Negli ultimi anni, la Risonanza Magnetica (RM) muscolare ha mostrato una maggiore sensibilità rispetto a ogni test o esame clinico nella definizione della distribuzione topografica, della tipologia e del grado di interessamento di ogni singolo muscolo così come, in studi longitudinali, nella definizione di criteri specifici di attività e di progressione della malattia nell’uomo, che rappresenta al momento l’unico modello attendibile della malattia.

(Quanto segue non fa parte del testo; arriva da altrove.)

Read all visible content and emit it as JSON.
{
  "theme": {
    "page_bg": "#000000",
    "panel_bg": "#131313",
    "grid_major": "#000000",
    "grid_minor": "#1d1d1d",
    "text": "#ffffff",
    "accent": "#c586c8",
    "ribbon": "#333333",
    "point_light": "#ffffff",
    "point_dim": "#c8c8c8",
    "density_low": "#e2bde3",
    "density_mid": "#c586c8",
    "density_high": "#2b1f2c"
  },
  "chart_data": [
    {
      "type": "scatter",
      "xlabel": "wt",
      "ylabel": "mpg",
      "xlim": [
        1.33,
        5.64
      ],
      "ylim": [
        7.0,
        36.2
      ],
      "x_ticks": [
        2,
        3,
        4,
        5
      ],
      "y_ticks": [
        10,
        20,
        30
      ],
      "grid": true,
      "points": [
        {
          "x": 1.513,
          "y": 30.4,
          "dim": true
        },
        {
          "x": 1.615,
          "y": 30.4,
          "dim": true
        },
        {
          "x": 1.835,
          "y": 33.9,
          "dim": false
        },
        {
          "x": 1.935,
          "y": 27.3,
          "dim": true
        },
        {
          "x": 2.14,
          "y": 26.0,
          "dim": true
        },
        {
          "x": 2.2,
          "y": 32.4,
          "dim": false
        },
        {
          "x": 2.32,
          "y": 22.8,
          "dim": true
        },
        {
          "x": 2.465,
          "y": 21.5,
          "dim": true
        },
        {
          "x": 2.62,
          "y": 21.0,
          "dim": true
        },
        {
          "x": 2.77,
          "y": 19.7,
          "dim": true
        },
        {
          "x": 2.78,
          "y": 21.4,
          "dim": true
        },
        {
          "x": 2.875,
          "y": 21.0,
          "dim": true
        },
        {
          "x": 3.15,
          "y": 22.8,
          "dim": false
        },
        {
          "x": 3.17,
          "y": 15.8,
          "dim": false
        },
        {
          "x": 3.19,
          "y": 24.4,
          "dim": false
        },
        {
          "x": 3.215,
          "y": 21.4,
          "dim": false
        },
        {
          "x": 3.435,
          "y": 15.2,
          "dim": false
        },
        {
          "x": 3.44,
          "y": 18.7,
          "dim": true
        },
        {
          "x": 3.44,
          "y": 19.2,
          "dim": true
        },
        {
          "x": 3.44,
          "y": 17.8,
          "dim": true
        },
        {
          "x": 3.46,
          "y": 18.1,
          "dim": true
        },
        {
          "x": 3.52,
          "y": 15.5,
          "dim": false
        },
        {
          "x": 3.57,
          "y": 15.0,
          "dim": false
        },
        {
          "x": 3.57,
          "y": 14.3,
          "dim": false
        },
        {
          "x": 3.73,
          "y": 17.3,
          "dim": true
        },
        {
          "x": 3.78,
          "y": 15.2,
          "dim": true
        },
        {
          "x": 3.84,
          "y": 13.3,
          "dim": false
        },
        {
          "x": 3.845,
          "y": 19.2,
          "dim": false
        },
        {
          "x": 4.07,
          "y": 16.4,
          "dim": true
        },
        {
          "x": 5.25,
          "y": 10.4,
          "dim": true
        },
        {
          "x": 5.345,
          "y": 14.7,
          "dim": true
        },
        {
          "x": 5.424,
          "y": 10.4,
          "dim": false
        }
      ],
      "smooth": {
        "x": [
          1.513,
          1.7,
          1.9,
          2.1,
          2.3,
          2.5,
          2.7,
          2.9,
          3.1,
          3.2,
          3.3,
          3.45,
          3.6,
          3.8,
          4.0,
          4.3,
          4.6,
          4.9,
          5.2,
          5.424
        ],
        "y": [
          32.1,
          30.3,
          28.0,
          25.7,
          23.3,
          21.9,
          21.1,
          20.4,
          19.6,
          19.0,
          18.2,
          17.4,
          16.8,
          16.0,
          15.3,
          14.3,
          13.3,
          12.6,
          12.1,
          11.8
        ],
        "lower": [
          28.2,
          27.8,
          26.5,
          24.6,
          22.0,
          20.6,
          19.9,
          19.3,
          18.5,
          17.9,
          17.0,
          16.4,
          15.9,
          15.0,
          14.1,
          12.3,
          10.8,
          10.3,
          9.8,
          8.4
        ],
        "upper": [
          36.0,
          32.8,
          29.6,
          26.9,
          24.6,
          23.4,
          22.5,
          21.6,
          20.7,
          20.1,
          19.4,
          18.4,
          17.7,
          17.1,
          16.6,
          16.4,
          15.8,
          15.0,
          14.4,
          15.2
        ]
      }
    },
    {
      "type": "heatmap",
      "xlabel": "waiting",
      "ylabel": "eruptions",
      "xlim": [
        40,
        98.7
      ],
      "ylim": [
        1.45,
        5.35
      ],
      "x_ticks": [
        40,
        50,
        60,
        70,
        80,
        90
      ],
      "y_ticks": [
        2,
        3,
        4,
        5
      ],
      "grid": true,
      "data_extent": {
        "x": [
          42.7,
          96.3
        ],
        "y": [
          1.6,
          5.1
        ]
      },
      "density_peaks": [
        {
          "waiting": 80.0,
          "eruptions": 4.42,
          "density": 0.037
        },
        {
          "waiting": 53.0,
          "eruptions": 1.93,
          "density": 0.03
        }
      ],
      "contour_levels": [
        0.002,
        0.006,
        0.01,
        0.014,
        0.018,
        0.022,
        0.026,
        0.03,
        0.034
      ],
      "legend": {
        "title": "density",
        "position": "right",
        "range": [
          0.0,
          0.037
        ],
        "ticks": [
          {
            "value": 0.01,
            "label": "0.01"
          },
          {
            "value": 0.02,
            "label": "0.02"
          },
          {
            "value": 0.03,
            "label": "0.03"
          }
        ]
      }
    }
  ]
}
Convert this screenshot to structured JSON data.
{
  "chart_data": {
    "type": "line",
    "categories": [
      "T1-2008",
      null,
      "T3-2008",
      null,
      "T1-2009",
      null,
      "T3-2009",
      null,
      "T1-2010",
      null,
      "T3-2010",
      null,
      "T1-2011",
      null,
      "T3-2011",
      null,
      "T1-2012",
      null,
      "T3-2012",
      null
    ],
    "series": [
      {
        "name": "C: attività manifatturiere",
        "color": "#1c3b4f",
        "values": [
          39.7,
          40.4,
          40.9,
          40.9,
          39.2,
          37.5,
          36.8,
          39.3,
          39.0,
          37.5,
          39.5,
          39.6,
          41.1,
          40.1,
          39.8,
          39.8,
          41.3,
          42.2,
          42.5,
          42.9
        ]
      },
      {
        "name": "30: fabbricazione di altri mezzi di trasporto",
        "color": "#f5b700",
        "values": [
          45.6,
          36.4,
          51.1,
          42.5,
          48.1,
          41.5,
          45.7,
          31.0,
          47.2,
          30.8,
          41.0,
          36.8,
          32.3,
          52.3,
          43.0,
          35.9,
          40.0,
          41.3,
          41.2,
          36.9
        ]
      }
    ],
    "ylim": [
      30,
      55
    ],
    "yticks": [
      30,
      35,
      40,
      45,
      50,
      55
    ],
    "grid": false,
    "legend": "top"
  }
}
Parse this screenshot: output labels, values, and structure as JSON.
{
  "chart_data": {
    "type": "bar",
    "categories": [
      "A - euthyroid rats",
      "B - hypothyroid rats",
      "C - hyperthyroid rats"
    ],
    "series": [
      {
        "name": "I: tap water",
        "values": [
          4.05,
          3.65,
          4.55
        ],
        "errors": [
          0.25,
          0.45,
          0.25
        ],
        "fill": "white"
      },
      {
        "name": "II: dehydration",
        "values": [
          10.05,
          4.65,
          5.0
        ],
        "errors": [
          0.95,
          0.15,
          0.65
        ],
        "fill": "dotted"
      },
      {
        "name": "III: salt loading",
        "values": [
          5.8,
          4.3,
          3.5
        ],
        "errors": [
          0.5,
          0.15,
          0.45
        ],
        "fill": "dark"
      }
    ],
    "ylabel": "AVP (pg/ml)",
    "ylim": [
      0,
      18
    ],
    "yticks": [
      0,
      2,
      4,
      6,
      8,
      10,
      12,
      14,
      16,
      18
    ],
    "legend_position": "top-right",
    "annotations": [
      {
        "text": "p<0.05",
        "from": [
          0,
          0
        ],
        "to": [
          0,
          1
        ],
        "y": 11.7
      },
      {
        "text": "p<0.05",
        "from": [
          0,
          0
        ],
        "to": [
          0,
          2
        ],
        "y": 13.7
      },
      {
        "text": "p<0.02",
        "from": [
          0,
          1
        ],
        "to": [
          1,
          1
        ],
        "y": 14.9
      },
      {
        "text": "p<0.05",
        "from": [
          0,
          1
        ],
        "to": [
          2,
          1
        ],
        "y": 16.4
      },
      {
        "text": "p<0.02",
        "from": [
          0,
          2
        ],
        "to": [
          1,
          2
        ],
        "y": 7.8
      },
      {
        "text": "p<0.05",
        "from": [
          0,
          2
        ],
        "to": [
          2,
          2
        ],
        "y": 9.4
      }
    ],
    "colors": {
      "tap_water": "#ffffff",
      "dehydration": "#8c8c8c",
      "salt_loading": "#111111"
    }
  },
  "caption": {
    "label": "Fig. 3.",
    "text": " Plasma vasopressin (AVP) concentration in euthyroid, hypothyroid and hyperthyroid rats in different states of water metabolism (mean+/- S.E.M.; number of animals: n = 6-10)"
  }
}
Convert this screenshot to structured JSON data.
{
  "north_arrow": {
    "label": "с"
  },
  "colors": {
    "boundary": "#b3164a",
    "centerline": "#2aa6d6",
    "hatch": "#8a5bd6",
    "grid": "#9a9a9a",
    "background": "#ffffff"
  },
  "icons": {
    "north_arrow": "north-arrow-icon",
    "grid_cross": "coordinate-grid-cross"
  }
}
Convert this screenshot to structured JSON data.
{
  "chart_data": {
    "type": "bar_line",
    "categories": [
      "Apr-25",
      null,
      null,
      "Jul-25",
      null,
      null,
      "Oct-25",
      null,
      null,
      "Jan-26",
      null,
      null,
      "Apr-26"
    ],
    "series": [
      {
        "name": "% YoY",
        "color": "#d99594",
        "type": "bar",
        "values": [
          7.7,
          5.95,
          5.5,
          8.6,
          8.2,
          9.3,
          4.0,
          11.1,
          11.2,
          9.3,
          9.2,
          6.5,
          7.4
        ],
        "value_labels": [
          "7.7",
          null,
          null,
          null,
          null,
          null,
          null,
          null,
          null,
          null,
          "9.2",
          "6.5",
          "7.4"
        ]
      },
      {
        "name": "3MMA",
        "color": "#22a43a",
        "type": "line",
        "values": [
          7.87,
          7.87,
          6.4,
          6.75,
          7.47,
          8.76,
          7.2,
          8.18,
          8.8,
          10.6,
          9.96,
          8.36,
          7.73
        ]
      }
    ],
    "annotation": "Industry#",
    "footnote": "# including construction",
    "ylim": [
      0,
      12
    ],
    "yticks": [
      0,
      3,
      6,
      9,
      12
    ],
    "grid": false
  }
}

Recenti studi basati sull’utilizzo della Risonanza Magnetica hanno dimostrato che i muscoli vengono coinvolti in modo sequenziale e generalmente asimmetrico nel corso della vita, causando un progressivo aumento di carico lesionale. In ciascun paziente coesistono muscoli non colpiti dalla malattia e muscoli affetti con vario grado di sostituzione del tessuto muscolare con tessuto fibroadiposo. Inoltre, da un esame di RM muscolare è possibile ricavare un’informazione definita sia sulla severità della compromissione clinica, sia sulla “fase” di malattia (in fase di attiva progressione o in fase di stazionarietà), dati che hanno un impatto sugli obiettivi del trattamento riabilitativo e possono essere rilevanti nulla scelta degli individui da includere nei trials clinici.